This model is a proof-of-concept for an algorithm to generate gaze cloud data based on images. It uses datasets from MIT's saliency benchmark to train the model, but it can be adapted for use for any images. The algorithm uses an image (3x1080x1920) and a salient map (1x192x104) as parameters and outputs a 1x54x96 gaze cloud image. The code in train.py uses MIT's premade salient images, however the model can be adopted to use salient image algorithms at runtime instead. The results generated from this experiment are promising, showing evidence of functional gaze generation. Weaknesses of the model are a center-image-biase even on images with salient object near the edges, a large amount of feedback noise, and inability to have multiple gaze clouds in one image with seperate salient objects. If I were to have a system with more power, I would have made the model deeper, as I feel the results are underfit.

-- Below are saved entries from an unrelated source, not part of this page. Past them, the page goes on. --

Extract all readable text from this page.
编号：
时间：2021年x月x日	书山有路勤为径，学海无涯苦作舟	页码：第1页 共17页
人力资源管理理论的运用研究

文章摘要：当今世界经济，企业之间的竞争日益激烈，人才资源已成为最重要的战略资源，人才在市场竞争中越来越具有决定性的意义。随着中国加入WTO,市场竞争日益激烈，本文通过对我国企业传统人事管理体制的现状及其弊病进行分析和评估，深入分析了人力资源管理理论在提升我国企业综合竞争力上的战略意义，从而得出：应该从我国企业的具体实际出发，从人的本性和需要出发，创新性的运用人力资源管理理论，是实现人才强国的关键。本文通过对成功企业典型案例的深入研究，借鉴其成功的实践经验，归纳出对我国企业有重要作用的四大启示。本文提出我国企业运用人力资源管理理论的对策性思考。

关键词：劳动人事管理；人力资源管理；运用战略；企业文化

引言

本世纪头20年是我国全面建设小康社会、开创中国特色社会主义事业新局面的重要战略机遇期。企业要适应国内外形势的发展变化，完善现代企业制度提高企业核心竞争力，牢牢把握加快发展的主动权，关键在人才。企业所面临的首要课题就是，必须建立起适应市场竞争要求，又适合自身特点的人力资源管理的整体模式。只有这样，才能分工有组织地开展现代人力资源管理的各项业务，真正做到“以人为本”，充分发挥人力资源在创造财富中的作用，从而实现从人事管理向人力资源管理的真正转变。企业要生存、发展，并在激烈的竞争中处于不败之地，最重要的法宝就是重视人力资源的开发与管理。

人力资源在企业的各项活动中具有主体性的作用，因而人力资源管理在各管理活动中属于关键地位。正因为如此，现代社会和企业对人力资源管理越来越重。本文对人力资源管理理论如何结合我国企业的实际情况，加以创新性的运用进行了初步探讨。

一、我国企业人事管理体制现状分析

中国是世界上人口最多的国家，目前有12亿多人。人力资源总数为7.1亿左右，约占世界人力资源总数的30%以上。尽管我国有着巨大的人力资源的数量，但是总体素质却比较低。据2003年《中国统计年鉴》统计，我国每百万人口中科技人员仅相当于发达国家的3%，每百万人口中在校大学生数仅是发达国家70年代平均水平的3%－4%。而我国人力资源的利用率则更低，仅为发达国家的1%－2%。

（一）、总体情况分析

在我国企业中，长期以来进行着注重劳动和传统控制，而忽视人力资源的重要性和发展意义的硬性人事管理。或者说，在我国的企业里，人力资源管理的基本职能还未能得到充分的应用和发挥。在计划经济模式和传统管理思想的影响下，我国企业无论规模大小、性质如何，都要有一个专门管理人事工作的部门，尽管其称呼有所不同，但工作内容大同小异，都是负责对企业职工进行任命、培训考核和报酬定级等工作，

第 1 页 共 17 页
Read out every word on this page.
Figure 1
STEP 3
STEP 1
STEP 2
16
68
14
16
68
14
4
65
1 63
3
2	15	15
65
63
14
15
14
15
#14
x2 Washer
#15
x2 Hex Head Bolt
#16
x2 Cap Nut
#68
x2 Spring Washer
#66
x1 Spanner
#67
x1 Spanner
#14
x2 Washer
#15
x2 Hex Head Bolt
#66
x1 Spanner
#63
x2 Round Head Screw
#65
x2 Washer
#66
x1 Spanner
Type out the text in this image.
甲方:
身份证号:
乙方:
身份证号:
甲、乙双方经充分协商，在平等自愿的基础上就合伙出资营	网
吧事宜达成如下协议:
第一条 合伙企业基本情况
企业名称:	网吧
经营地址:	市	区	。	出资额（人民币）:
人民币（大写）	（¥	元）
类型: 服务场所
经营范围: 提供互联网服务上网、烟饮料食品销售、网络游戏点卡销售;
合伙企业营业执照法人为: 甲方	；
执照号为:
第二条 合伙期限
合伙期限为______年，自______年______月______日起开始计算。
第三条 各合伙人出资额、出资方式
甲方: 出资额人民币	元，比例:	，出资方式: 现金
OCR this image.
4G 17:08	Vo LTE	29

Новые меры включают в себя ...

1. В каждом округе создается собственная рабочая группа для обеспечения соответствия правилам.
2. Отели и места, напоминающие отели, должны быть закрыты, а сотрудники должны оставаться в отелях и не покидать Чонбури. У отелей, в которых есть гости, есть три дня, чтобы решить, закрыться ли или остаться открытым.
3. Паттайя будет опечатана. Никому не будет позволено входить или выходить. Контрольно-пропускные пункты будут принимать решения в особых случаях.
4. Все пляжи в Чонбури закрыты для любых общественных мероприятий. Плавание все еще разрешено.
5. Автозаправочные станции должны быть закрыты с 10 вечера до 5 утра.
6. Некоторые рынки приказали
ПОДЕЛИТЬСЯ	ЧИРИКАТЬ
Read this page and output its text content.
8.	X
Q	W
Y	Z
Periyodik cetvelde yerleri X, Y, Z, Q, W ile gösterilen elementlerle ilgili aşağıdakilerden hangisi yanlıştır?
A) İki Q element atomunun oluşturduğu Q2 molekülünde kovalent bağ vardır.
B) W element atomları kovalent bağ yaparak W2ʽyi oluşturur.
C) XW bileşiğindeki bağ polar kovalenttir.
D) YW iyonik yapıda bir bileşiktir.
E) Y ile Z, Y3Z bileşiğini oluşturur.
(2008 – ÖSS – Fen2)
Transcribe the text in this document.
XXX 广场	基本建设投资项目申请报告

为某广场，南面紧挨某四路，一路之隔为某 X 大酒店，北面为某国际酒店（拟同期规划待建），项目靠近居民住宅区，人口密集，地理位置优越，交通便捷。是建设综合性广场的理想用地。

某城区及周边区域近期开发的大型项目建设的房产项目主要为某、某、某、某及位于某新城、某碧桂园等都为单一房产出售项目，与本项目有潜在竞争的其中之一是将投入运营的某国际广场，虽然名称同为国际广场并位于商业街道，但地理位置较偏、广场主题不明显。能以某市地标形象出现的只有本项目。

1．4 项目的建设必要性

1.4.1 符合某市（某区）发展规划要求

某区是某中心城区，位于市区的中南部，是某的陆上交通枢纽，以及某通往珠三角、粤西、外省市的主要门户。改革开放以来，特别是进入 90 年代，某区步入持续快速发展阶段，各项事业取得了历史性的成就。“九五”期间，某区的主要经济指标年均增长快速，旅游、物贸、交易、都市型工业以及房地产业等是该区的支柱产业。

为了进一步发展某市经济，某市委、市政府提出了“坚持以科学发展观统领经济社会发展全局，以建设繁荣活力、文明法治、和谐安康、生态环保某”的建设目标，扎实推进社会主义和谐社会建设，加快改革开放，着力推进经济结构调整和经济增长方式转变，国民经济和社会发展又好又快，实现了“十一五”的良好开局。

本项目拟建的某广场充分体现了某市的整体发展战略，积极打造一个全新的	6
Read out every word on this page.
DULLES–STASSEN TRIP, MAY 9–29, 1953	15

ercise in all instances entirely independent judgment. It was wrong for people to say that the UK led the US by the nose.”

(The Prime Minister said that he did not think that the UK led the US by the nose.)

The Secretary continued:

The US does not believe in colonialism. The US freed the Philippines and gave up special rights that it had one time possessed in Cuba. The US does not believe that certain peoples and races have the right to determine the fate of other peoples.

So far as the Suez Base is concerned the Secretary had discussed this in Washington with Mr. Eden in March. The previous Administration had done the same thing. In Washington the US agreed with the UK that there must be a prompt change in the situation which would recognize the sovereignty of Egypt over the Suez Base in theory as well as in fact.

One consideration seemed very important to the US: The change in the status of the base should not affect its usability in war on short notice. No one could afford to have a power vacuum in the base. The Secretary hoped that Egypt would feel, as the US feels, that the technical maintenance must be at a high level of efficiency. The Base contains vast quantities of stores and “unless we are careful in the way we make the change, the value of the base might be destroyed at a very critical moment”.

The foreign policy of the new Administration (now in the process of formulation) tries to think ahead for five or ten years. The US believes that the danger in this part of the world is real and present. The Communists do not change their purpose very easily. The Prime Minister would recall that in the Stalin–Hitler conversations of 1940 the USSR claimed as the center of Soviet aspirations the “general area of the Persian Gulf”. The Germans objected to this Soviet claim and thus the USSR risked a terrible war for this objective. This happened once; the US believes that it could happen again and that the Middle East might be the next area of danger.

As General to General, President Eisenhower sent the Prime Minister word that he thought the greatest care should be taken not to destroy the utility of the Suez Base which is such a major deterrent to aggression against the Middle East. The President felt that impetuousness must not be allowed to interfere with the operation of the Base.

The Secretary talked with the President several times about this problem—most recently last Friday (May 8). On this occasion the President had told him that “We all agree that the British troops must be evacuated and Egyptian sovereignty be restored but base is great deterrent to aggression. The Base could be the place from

Training Set Download: train.zip
Testing Set Download: test.zip
To use this dataset, put the trainSet and testSet folders in the same directory as train.py and test.py. To use this in your code, you may need to change the path in train.py and test.py. To create a pytorch set, you can create a EyeTrackingDataset object and pass in the path of your project, and a list of subfolders in trainSet to use.
If you want to use this code with a different dataset, you must change the EyeTrackingDataset.py to allow for it.